Elsevier

Information Sciences

Volume 296, 1 March 2015, Pages 345-359
Information Sciences

Surrogate Genetic Programming: A semantic aware evolutionary search

https://doi.org/10.1016/j.ins.2014.10.053Get rights and content

Abstract

Many semantic search based on Genetic Programming (GP) use a trial-and-error scheme to attain semantically diverse offspring in the evolutionary search. This results in significant impediments on the success of semantic-based GP in solving real world problems, due to the additional computational overheads incurred. This paper proposes a surrogate Genetic Programming (or sGP in short) to retain the appeal of semantic-based evolutionary search for handling challenging problems with enhanced efficiency. The proposed sGP divides the population into two parts (μ and λ) then it evolves μ percentage of the population using standard GP search operators, while the remaining λ percentage of the population are evolved with the aid of meta-models (or approximation models) that serve as surrogate to the original objective function evaluation (which is computationally intensive). In contrast to previous works, two forms of meta-models are introduced in this study to make the idea of using surrogate in GP search feasible and successful. The first denotes a “Semantic-model” for prototyping the semantic representation space of the GP trees (genotype/syntactic-space). The second is a “Fitness-model”, which maps solutions in the semantic space to the objective or fitness space.

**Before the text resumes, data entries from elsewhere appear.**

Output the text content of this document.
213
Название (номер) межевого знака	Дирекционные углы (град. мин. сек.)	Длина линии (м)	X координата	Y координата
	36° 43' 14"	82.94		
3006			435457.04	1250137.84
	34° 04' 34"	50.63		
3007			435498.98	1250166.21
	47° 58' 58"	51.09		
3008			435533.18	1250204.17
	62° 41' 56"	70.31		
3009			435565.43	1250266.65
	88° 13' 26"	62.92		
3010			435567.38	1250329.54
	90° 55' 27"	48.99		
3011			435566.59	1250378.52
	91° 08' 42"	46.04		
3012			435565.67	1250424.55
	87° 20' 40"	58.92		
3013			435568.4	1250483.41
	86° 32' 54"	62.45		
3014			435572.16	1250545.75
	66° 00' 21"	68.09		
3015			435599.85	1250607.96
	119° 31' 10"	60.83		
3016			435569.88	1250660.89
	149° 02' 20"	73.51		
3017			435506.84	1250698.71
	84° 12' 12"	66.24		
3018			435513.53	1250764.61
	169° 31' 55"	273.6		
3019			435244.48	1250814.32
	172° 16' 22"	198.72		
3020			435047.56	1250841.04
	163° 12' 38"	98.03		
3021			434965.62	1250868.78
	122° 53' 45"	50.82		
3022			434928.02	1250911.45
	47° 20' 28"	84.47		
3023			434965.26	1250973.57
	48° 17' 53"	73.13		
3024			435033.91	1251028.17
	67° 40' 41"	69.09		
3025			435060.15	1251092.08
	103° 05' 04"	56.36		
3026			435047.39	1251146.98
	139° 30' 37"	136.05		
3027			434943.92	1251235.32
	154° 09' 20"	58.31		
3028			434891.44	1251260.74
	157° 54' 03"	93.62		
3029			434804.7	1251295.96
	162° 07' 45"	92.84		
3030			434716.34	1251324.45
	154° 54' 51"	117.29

By exploiting the two meta-models collectively in serving as a surrogate that replaces the original problem landscape of the GP search process, more cost-effective generation of offspring that guides the search in exploring regions where high quality solutions resides can then be attained. Experimental studies covering three separate GP domains, namely, (1) Symbolic regression, (2) Even n-parity bit, and (3) a real-world Time-series forecasting problem domain involving three datasets, demonstrate that sGP is capable of attaining reliable, high quality, and efficient performance under a limited computational budget. Results also showed that sGP outperformed the standard GP, GP based on random training-set technique, and GP based on conventional data-centric objectives as surrogate.

Introduction

Evolutionary algorithms (EAs) are approaches that take their inspirations from the principles of natural selection and survival of the fittest in the biological kingdom. Among the many variants of EAs, Genetic Programming (GP) is among one of those that have withstood the realms of time with success stories reported in a plethora of real-world applications. In particular, GP has been deemed as capable of providing transparency into how decisions or solutions are made. While a technique to evolve trees was suggested by Cramer in 1985 [6], the field of GP was founded by John Koza in 1992 [16]. GP is a powerful learning engine inspired by biology and natural evolution, for automatically generating working computer programs. Based on Darwins theory of evolution, computer programs are measured against the task they are intended to do and then receive scores accordingly. The programs with the highest scores are considered the fittest. The fittest programs are selected to join the evolutionary process via three standard genetic operators: crossover, mutation and reproduction. These operators aim to amend the programs structure and create new offspring, which will hopefully be better. Computer programs are treated as a collection of functions and inputs for these functions; which can be seen as their genetic material. In the standard representations of GP, programs are represented as trees where the functions appear in the internal nodes of the tree and the inputs for the functions appear on the leaves. This representation flexibility adds an extra advantage to the GP since it can solve complex problems and even comes up with solutions beyond human thoughts in some cases.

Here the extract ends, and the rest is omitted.